We were delighted to welcome Sidcotian Rumu Sen Gupta (1977-84) on Wednesday who visited Sidcot with her parents. During her time at Sidcot, Rumu won the Dymond Speech competition (1984). She was invited back eight years ago to judge the competition. By chance she bumped into the most recent winner of the Dymond Speech, Alessandra de’Capitani and they compared notes about the subjects they chose for the speech – Alessandra spoke about the acquisition of additional languages while Rumu controversially chose to make a case for abolishing the role of Head Boy / Head Girl. Ironically, she became Headperson (as it was called then) herself the following year! A particular surprise for Rumu was to catch up with Ross Wallis who taught her in his first year at Sidcot and remembers her well.
"It was both a familiar but at the same time surreal experience for me, coming back to a much loved former home, full of memories and yet different in lots of positive ways. From my brief visit to the school; I felt the school's commitment to develop every individual to their fullest potential was tangible."

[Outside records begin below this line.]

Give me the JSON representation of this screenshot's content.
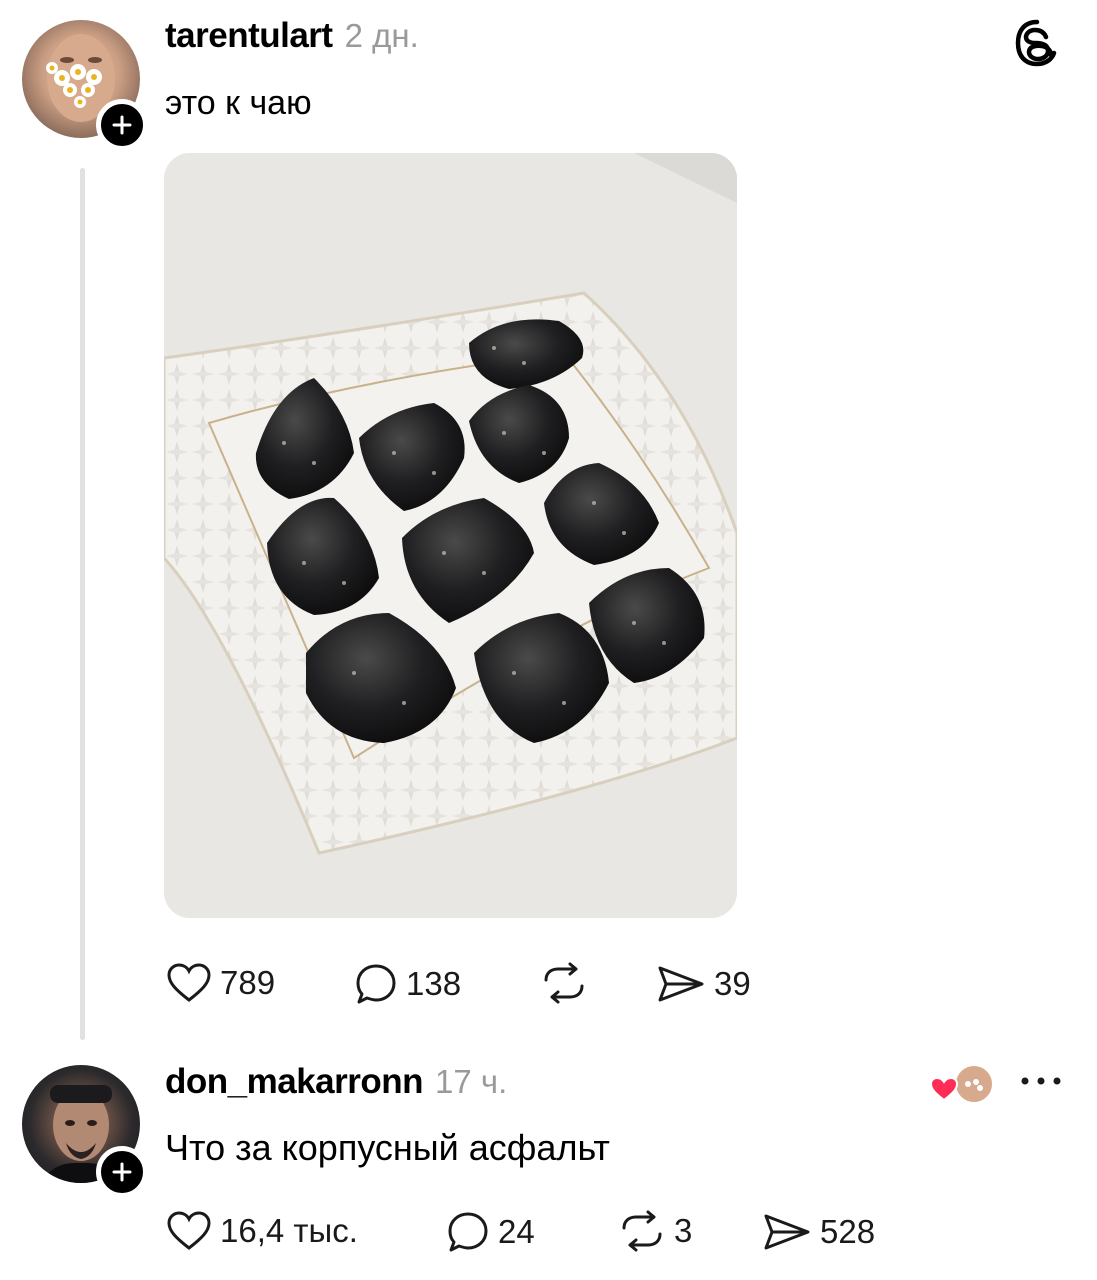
{
  "post": {
    "username": "tarentulart",
    "time": "2 дн.",
    "text": "это к чаю",
    "stats": {
      "likes": "789",
      "replies": "138",
      "shares": "39"
    }
  },
  "reply": {
    "username": "don_makarronn",
    "time": "17 ч.",
    "text": "Что за корпусный асфальт",
    "stats": {
      "likes": "16,4 тыс.",
      "replies": "24",
      "reposts": "3",
      "shares": "528"
    }
  },
  "icons": {
    "logo": "threads-logo-icon",
    "like": "heart-icon",
    "reply": "comment-bubble-icon",
    "repost": "repost-arrows-icon",
    "share": "send-arrow-icon",
    "more": "more-dots-icon",
    "follow": "plus-icon"
  },
  "colors": {
    "heart_liked": "#ff2d55",
    "muted_text": "#9a9a9a",
    "thread_line": "#e1e1e1"
  }
}
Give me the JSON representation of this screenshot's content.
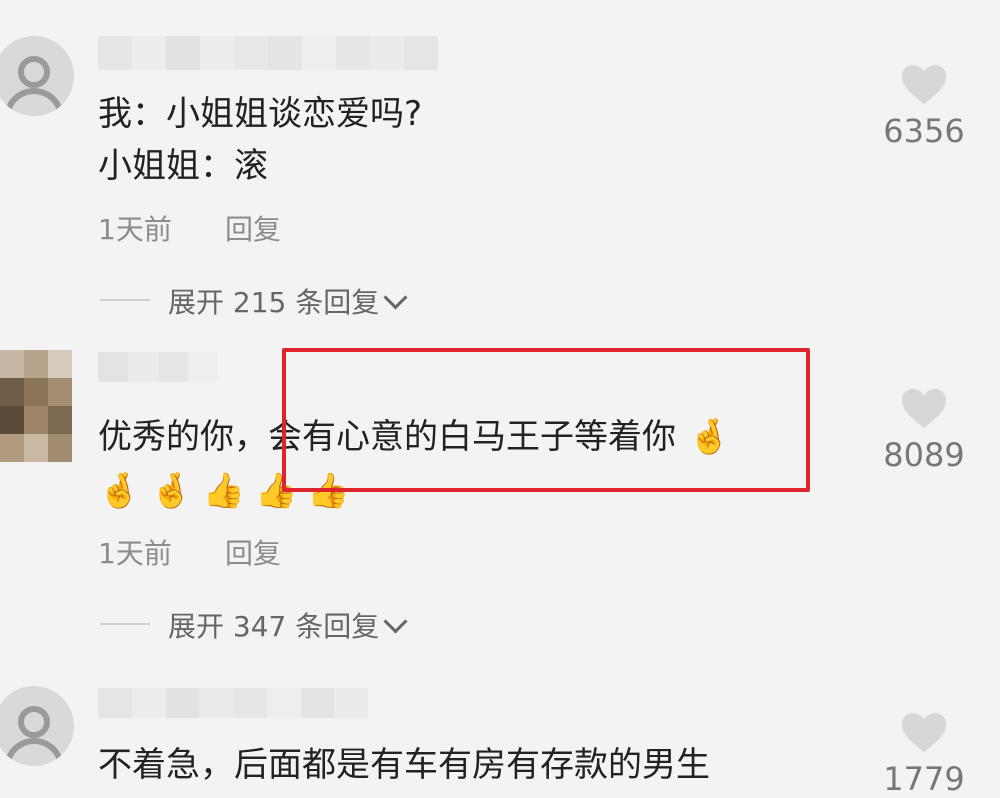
{
  "comments": [
    {
      "text_lines": [
        "我：小姐姐谈恋爱吗?",
        "小姐姐：滚"
      ],
      "time": "1天前",
      "reply_label": "回复",
      "likes": "6356",
      "expand_label": "展开 215 条回复"
    },
    {
      "text_lines": [
        "优秀的你，会有心意的白马王子等着你"
      ],
      "emojis": [
        "🤞",
        "🤞",
        "🤞",
        "👍",
        "👍",
        "👍"
      ],
      "time": "1天前",
      "reply_label": "回复",
      "likes": "8089",
      "expand_label": "展开 347 条回复"
    },
    {
      "text_lines": [
        "不着急，后面都是有车有房有存款的男生"
      ],
      "likes": "1779"
    }
  ],
  "icons": {
    "like": "heart-icon",
    "avatar": "default-avatar-icon",
    "expand": "chevron-down-icon"
  },
  "colors": {
    "highlight_border": "#e0242b",
    "background": "#f3f3f3",
    "meta_text": "#8c8c8c"
  }
}
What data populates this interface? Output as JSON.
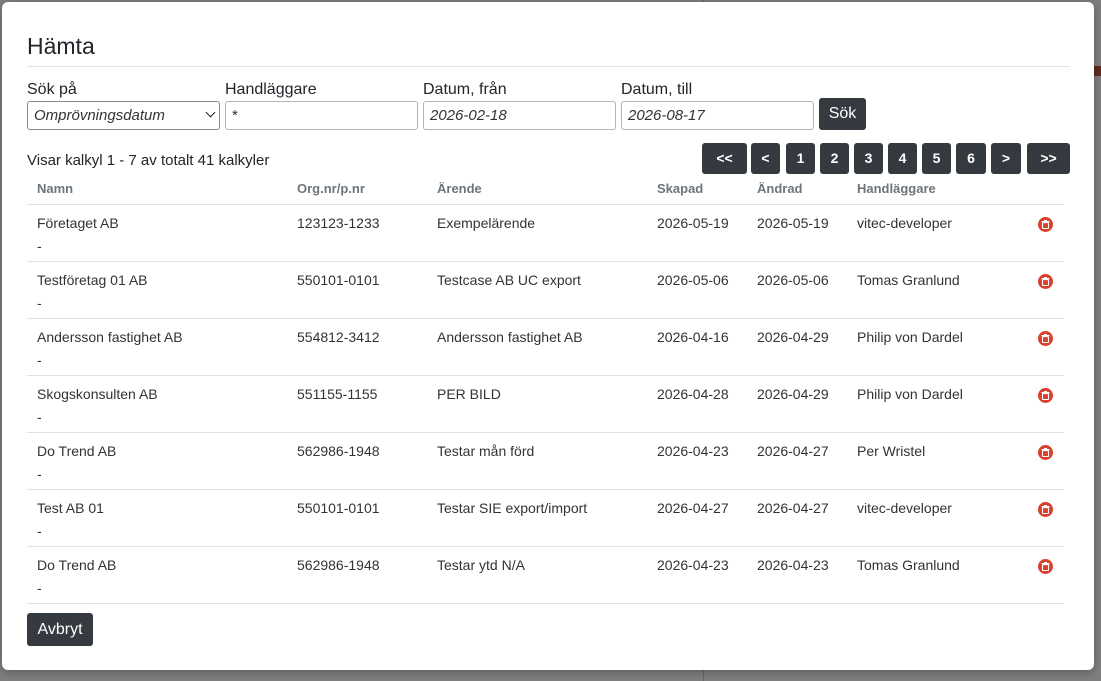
{
  "modal": {
    "title": "Hämta",
    "fields": {
      "search_on": {
        "label": "Sök på",
        "value": "Omprövningsdatum"
      },
      "handler": {
        "label": "Handläggare",
        "value": "*"
      },
      "date_from": {
        "label": "Datum, från",
        "value": "2026-02-18"
      },
      "date_to": {
        "label": "Datum, till",
        "value": "2026-08-17"
      }
    },
    "search_button": "Sök",
    "summary": "Visar kalkyl 1 - 7 av totalt 41 kalkyler",
    "pager": [
      "<<",
      "<",
      "1",
      "2",
      "3",
      "4",
      "5",
      "6",
      ">",
      ">>"
    ],
    "columns": [
      "Namn",
      "Org.nr/p.nr",
      "Ärende",
      "Skapad",
      "Ändrad",
      "Handläggare"
    ],
    "rows": [
      {
        "name": "Företaget AB",
        "sub": "-",
        "org": "123123-1233",
        "case": "Exempelärende",
        "created": "2026-05-19",
        "changed": "2026-05-19",
        "handler": "vitec-developer"
      },
      {
        "name": "Testföretag 01 AB",
        "sub": "-",
        "org": "550101-0101",
        "case": "Testcase AB UC export",
        "created": "2026-05-06",
        "changed": "2026-05-06",
        "handler": "Tomas Granlund"
      },
      {
        "name": "Andersson fastighet AB",
        "sub": "-",
        "org": "554812-3412",
        "case": "Andersson fastighet AB",
        "created": "2026-04-16",
        "changed": "2026-04-29",
        "handler": "Philip von Dardel"
      },
      {
        "name": "Skogskonsulten AB",
        "sub": "-",
        "org": "551155-1155",
        "case": "PER BILD",
        "created": "2026-04-28",
        "changed": "2026-04-29",
        "handler": "Philip von Dardel"
      },
      {
        "name": "Do Trend AB",
        "sub": "-",
        "org": "562986-1948",
        "case": "Testar mån förd",
        "created": "2026-04-23",
        "changed": "2026-04-27",
        "handler": "Per Wristel"
      },
      {
        "name": "Test AB 01",
        "sub": "-",
        "org": "550101-0101",
        "case": "Testar SIE export/import",
        "created": "2026-04-27",
        "changed": "2026-04-27",
        "handler": "vitec-developer"
      },
      {
        "name": "Do Trend AB",
        "sub": "-",
        "org": "562986-1948",
        "case": "Testar ytd N/A",
        "created": "2026-04-23",
        "changed": "2026-04-23",
        "handler": "Tomas Granlund"
      }
    ],
    "cancel_button": "Avbryt",
    "icons": {
      "delete": "trash-icon",
      "dropdown": "chevron-down-icon"
    },
    "colors": {
      "dark_button": "#343a40",
      "delete": "#d9412e",
      "header_text": "#6c757d"
    }
  }
}
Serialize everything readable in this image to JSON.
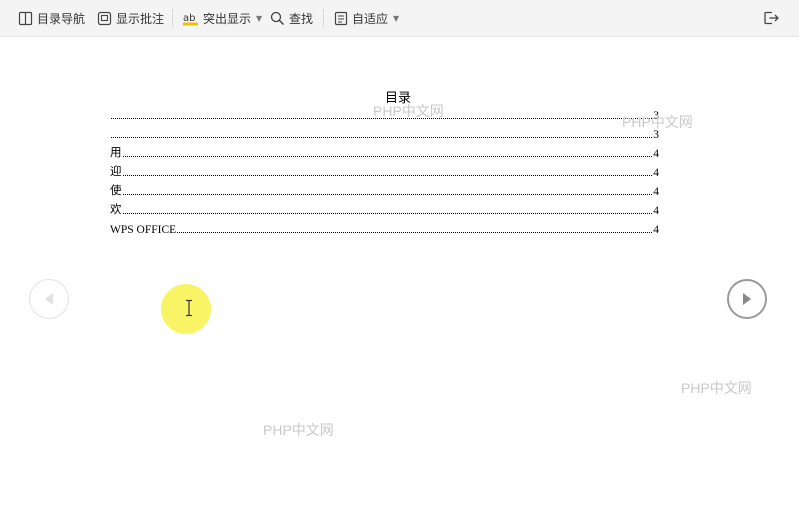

Rumu was sent to Sidcot as a 10-year old when her father was a Civil Engineer in Malawi. The school was much smaller then, with 370 students and only 30 day students. She remembered how, in her first term she climbed an oak tree in the Combe and ended up getting stuck; the fire brigade were called to free her! She also remembers Justin Webb, he was in the Sixth Form when she was in the Third form and on her first bonfire/fireworks night she was so scared, he wrapped her in his big coat and literally ‘took her under his wing’. She now lives in London with her husband, son and daughter. She’s tried her best to ‘live adventurously’ working as a director and producer in theatre and BBC television before, most recently becoming a civil servant, working in Washington D.C. at the British Embassy.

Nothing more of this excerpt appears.